Prep Time | Cook Time | Total Time | Servings |
---|---|---|---|
1 hour |
Ingredients
- 2 pounds (about 6) boneless, skinless chicken thighs
- 1 teaspoon chili powder
- Kosher salt, to taste
- Freshly ground black pepper, to taste
- 1 tablespoon extra-virgin olive oil
- 1 small yellow onion, chopped
- 1 poblano pepper, seeded and chopped
- 3 cloves garlic, minced
- 1 tablespoon tomato paste
- 1 cup low-sodium chicken broth
- 1 (14-ounce) can fire-roasted diced tomatoes
- 1 (14-ounce) can black beans, drained and rinsed
- 1 cup frozen corn, thawed
- 1 cup dry quinoa
- 1 teaspoon cumin
- 1 teaspoon dried oregano
- ¼ teaspoon cayenne pepper
- Juice of 1 lime
- ¼ cup freshly chopped cilantro
- 1 avocado, sliced, for serving
- Sour cream, for serving
- Lime wedges, for serving
Instructions
- Season chicken thighs all over with chili powder, salt, and pepper.

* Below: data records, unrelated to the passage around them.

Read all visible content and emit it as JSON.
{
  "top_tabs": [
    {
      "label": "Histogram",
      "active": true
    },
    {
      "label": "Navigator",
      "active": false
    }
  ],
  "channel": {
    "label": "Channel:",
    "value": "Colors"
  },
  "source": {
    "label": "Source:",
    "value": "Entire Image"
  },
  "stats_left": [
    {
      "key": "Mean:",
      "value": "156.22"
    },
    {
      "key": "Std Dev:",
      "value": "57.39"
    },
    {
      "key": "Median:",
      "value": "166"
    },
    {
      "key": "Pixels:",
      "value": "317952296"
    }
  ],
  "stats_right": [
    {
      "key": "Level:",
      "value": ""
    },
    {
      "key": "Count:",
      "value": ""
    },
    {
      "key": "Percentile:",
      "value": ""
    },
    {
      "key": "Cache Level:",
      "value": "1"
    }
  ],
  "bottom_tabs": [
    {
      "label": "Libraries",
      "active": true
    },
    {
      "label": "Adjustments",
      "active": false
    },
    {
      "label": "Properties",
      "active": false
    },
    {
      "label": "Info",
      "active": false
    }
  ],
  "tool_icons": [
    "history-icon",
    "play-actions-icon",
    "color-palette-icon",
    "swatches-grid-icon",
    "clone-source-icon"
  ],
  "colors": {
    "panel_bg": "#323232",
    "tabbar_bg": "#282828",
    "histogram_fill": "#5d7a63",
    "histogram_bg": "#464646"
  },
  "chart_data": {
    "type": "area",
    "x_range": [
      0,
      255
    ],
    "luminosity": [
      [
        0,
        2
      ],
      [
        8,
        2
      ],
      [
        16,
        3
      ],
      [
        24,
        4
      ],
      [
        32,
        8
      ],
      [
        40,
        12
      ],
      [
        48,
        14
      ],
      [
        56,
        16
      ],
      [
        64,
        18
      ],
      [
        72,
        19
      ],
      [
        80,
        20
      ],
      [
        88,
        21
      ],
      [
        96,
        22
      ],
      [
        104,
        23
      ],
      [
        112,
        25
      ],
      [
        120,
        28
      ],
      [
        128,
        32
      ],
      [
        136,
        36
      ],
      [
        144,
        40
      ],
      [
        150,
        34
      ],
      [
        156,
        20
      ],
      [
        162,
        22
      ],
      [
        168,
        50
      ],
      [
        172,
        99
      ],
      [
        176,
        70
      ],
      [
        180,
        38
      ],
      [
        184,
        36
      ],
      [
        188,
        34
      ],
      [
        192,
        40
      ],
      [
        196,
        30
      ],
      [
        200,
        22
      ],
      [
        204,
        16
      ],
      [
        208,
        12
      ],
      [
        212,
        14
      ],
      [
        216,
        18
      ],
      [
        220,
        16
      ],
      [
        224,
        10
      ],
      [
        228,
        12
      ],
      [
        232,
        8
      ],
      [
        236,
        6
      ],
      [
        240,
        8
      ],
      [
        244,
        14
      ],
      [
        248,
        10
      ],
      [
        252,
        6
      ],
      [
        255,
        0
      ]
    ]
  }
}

- In a large skillet over medium-high heat, heat olive oil. Add chicken and cook until golden, about 4 minutes per side. Remove from skillet and set aside.

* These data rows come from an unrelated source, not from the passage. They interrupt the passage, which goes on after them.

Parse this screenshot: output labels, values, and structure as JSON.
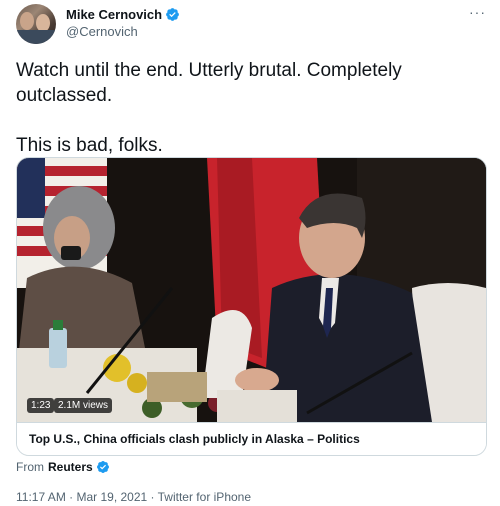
{
  "author": {
    "display_name": "Mike Cernovich",
    "handle": "@Cernovich",
    "verified_icon": "verified-badge-icon"
  },
  "more_menu": "···",
  "tweet_text": {
    "line1": "Watch until the end. Utterly brutal. Completely outclassed.",
    "line2": "This is bad, folks."
  },
  "media": {
    "duration": "1:23",
    "views": "2.1M views"
  },
  "card": {
    "title": "Top U.S., China officials clash publicly in Alaska – Politics"
  },
  "source": {
    "prefix": "From",
    "name": "Reuters"
  },
  "meta": "11:17 AM · Mar 19, 2021 · Twitter for iPhone",
  "colors": {
    "verified_blue": "#1d9bf0",
    "text_primary": "#0f1419",
    "text_secondary": "#536471",
    "border": "#cfd9de"
  }
}
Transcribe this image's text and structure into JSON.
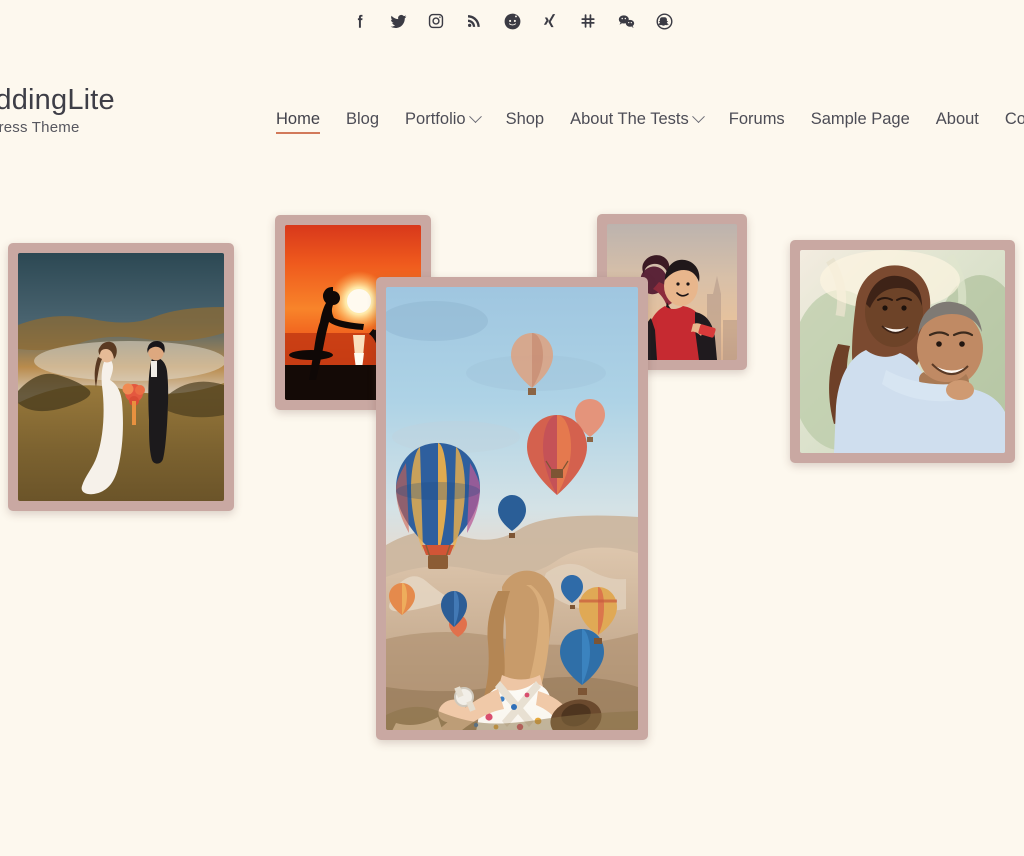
{
  "theme": {
    "background": "#fdf8ee",
    "accent": "#d2795a",
    "frame_color": "#c9a8a2",
    "text_color": "#4a4a52"
  },
  "social_bar": {
    "items": [
      {
        "name": "facebook-icon",
        "label": "Facebook"
      },
      {
        "name": "twitter-icon",
        "label": "Twitter"
      },
      {
        "name": "instagram-icon",
        "label": "Instagram"
      },
      {
        "name": "rss-icon",
        "label": "RSS"
      },
      {
        "name": "reddit-icon",
        "label": "Reddit"
      },
      {
        "name": "xing-icon",
        "label": "XING"
      },
      {
        "name": "slack-icon",
        "label": "Slack"
      },
      {
        "name": "wechat-icon",
        "label": "WeChat"
      },
      {
        "name": "snapchat-icon",
        "label": "Snapchat"
      }
    ]
  },
  "brand": {
    "title": "WeddingLite",
    "tagline": "WordPress Theme"
  },
  "nav": {
    "items": [
      {
        "label": "Home",
        "active": true,
        "has_dropdown": false
      },
      {
        "label": "Blog",
        "active": false,
        "has_dropdown": false
      },
      {
        "label": "Portfolio",
        "active": false,
        "has_dropdown": true
      },
      {
        "label": "Shop",
        "active": false,
        "has_dropdown": false
      },
      {
        "label": "About The Tests",
        "active": false,
        "has_dropdown": true
      },
      {
        "label": "Forums",
        "active": false,
        "has_dropdown": false
      },
      {
        "label": "Sample Page",
        "active": false,
        "has_dropdown": false
      },
      {
        "label": "About",
        "active": false,
        "has_dropdown": false
      },
      {
        "label": "Contacts",
        "active": false,
        "has_dropdown": false
      }
    ]
  },
  "gallery": {
    "photos": [
      {
        "name": "photo-wedding-couple-field",
        "alt": "Bride and groom facing each other in a golden field at sunset"
      },
      {
        "name": "photo-sunset-silhouette",
        "alt": "Silhouetted couple dancing on the beach at orange sunset"
      },
      {
        "name": "photo-city-selfie",
        "alt": "Smiling couple in red jackets hugging with a city skyline behind"
      },
      {
        "name": "photo-balloons-cappadocia",
        "alt": "Woman in a floral dress leading by the hand under hot air balloons"
      },
      {
        "name": "photo-couple-embrace",
        "alt": "Couple laughing outdoors, woman hugging man from behind"
      }
    ]
  }
}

- Reduce heat to medium and add onion and poblano pepper. Cook until softened, about 5 minutes. Add garlic and cook for 1 minute more, until fragrant. Stir in tomato paste to coat the vegetables.
- Pour in chicken broth, scraping up any browned bits from the bottom of the pan. Add diced tomatoes, black beans, corn, and quinoa. Stir in cumin, oregano, and cayenne; season with salt and pepper.
- Return the chicken thighs to the skillet. Bring to a boil, then reduce heat, cover, and cook for 20 minutes. Remove lid and continue cooking uncovered until quinoa is tender and chicken is cooked through, 10–15 minutes more.
- Remove chicken from skillet, then stir in cilantro and lime juice.
- Serve quinoa with chicken, avocado, sour cream, and lime wedges.